Demand for better intelligence on travel spending is prompting a new wave of data integration that automatically matches booked to billed and expensed. End-to-end travel management has been promised for more than a decade, but actual benefits have yet to be widely documented. Several vendors now promise delivery of richer data sets for better decision-making.
Vendors including Concur Technologies, Hogg Robinson Group, KDS and Amadeus/SAP have recently touted end-to-end solutions that link four critical components of the travel process: booking, payment, expense reconciliation and data analysis. Deeper integration of booked, billed and payment data is also promoted by such providers as Hi-Mark Software, Cornerstone Information Systems, Prism Group, Tri-Pen TravelMaster and TRX?Inc.
Simply by integrating automated expense reporting and payment feeds, companies surveyed for a Visa/Deloitte Consulting report in 2002 cited annual savings of $900,000 to $4.5 million. Surveyed companies derived savings primarily from more efficient expense reporting processes for employees and accounts payable departments.
The improvement in next-generation solutions is in automatically matching bookings with electronic feeds of line-item billed data. This eases the travel reconciliation process for travelers and provides the company with richer data to analyze, compare and leverage. Key to this delivery is automating both the booking and expense ends of the travel process, integrating payment feeds and encouraging travelers to use the payment card for as much of their expenses as possible.
It's been more than a decade since online booking, expense reporting, e-folio and end-to-end were first heralded as the next great advancements in travel management. Online booking in the U.S. has reached an estimated 37 percent penetration level within corporations and is expected to climb to nearly 48 percent by 2008, according to research firm PhoCusWright. Automated expense reporting adoption also is growing, with penetration estimates of 15 percent, according to market research by vendors Gelco and Concur, or 40 percent, according to consulting firm PayStream Advisors. All predicted rapid adoption over the next year by large and mid-size companies.
Aberdeen Research in an August report said usage of card products--procurement, business cards and fleet--for business expenses is less than 50 percent overall, but has been adopted by more than three-quarters of "best practice" companies. Growing volumes charged to American Express, MasterCard and Visa business cards also indicate that something is driving greater usage of these payment options. In 2005, the commercial cards of Visa and MasterCard generated $222.4 billion in goods and services purchasing , up nearly 24 percent from 2004, according to payment industry newsletter The Nilson Report. Purchasing cards rang up nearly 29 percent of commercial card totals, while corporate cards (including MasterCard's MultiCard) accounted for almost 11 percent. The bulk of the charges were from small business credit and debit cards.

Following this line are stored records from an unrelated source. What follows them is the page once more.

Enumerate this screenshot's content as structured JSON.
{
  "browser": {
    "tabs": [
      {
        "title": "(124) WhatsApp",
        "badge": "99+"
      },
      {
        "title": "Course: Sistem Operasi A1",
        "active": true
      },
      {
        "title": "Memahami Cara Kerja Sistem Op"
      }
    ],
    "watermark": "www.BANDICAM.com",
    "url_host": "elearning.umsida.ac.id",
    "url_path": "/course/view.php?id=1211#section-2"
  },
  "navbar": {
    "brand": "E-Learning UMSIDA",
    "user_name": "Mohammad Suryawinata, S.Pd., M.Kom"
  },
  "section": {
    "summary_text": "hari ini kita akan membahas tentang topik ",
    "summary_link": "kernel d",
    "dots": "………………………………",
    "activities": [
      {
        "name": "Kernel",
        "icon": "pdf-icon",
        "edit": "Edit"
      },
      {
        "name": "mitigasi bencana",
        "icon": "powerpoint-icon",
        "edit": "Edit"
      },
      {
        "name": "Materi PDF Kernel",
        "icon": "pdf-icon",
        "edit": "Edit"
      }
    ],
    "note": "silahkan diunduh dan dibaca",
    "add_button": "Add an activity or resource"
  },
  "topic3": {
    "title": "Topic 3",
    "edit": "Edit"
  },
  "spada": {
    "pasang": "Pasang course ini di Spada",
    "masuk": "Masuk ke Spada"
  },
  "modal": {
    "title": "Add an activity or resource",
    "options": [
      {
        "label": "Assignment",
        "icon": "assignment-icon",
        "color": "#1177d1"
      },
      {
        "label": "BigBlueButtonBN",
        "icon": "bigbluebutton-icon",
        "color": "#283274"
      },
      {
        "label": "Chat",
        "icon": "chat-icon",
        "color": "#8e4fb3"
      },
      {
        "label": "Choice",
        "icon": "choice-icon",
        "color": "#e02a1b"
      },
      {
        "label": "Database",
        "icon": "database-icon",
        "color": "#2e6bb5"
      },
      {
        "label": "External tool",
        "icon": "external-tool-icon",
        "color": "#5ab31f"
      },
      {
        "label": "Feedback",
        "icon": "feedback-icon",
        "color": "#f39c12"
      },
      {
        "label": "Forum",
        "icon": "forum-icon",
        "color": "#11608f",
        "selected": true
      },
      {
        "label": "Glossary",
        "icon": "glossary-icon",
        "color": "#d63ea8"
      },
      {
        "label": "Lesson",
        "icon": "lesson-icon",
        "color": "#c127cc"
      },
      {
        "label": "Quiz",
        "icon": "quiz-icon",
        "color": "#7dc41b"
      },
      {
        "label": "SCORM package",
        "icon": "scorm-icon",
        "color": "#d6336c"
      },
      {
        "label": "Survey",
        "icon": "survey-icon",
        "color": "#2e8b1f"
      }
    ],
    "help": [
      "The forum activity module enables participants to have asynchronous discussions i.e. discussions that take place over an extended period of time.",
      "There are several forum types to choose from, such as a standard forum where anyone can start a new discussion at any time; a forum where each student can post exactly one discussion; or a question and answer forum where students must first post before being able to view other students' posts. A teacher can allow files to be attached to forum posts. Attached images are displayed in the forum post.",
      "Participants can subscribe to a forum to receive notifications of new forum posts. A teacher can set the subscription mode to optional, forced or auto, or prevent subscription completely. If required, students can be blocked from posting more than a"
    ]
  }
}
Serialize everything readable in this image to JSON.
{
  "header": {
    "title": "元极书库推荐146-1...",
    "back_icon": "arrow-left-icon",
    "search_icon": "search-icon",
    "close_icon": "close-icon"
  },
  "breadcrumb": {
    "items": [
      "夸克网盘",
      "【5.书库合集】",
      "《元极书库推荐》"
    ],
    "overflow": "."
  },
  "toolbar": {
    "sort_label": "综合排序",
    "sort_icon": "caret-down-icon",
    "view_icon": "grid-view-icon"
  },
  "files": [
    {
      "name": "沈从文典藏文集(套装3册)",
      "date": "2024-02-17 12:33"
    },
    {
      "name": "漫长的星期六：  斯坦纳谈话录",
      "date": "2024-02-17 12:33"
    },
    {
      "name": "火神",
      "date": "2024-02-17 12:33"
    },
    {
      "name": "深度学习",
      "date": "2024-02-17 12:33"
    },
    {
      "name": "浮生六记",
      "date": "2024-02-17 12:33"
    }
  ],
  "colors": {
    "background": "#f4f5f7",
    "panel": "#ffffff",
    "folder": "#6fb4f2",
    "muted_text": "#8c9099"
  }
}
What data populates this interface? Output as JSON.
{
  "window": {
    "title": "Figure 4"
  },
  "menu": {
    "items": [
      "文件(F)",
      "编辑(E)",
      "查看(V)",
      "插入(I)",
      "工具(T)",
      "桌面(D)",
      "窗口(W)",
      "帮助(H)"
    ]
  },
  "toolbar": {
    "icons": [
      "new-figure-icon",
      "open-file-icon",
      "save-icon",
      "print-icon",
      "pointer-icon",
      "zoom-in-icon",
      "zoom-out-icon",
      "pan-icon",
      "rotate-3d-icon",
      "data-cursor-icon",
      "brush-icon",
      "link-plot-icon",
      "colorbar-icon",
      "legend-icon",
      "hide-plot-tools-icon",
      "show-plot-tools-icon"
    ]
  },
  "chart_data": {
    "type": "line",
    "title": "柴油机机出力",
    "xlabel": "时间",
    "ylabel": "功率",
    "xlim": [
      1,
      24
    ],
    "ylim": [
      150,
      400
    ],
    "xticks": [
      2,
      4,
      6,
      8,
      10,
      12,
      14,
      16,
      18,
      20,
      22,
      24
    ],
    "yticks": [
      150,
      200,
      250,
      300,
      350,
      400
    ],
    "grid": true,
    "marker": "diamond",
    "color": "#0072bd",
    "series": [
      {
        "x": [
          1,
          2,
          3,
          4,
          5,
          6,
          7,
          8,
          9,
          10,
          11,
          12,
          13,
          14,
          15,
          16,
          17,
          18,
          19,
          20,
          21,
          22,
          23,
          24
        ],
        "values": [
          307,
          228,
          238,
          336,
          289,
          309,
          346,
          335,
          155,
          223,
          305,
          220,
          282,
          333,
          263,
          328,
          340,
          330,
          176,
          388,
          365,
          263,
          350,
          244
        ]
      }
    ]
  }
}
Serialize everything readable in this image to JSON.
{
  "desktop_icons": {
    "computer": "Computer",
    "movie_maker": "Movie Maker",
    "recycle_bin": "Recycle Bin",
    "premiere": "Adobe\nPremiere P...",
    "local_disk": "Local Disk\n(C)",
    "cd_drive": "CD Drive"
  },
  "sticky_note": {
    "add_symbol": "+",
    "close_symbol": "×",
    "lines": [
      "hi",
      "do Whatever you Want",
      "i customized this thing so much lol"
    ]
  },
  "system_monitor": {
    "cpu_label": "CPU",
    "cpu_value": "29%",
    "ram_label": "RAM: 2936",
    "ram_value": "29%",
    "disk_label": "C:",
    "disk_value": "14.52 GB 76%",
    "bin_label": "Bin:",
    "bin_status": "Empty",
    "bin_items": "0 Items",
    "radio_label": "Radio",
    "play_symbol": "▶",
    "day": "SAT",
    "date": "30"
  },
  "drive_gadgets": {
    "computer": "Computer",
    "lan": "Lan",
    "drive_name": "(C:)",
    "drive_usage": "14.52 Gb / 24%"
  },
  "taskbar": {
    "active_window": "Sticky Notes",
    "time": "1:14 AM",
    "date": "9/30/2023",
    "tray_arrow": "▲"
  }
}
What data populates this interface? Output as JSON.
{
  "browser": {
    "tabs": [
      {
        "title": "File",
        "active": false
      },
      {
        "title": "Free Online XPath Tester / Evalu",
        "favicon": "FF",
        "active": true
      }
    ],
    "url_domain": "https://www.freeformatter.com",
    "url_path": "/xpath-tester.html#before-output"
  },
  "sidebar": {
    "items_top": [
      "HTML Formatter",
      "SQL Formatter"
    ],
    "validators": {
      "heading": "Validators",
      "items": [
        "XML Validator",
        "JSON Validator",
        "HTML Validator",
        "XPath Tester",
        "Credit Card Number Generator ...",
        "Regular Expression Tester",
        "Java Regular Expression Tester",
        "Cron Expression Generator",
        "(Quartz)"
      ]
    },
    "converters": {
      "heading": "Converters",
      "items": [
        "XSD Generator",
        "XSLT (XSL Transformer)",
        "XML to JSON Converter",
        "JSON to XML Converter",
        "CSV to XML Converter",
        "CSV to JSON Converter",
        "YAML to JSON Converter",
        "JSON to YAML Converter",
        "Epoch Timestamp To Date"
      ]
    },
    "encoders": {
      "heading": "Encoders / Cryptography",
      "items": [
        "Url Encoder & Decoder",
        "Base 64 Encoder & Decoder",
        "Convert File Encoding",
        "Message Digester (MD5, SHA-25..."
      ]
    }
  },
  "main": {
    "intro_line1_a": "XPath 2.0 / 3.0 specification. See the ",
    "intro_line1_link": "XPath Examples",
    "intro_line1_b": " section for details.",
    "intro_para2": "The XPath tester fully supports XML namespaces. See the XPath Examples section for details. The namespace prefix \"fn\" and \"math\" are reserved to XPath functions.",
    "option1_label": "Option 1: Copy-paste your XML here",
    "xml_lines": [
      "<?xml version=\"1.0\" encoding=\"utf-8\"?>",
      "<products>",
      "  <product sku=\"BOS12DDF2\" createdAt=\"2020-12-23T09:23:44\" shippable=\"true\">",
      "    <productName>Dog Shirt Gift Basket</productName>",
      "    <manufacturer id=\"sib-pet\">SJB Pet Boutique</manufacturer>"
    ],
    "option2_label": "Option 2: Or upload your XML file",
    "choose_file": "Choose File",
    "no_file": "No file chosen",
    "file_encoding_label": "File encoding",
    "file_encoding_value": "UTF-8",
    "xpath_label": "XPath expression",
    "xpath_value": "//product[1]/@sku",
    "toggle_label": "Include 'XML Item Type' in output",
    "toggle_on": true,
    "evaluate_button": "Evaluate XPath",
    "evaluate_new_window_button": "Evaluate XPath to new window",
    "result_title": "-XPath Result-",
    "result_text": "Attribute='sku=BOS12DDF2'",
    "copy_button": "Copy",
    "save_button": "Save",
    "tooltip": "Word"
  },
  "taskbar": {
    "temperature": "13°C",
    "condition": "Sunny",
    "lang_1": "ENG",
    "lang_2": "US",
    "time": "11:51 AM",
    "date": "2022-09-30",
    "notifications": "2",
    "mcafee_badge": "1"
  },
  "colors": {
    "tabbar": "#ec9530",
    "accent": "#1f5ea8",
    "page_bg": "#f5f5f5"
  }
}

Electronic folio databy year-end is expected to be available from more than North American 12,000 hotel properties for MasterCard cardholders. American Express and Visa, likewise, are receiving hotel e-folio feeds from thousands of hotel properties, including such chains as Choice, Hilton and Marriott. Randy Jones, director of enterprise accounting services at Marriott International, said "60 percent to 80 percent of spend at global corporations will be funneled into these reports" in 2007.
At its user group meeting last month, Concur announced plans to release by mid-year the new eReceipt feature of its integrated Cliqbook booking and Concur expense suite. Concur has been pulling in card data from every source clients use, said president Rajeev Singh, but the new product would have the ability to pipe in electronic receipts from travel vendors--initially Hertz and Hilton--and eliminate the need for paper. Concur plans to automatically match receipts to payment feeds and bookings, and, to incentivize travelers, include an eReceipts icon in its booking tool for listings of participating vendors. Concur said the eReceipts would be "IRS-approved."
Spendvision and majority owner HRG also are integrating line-item detail from payment cards--as well as from mobile phone bills--offering increased insight into total spend and analysis.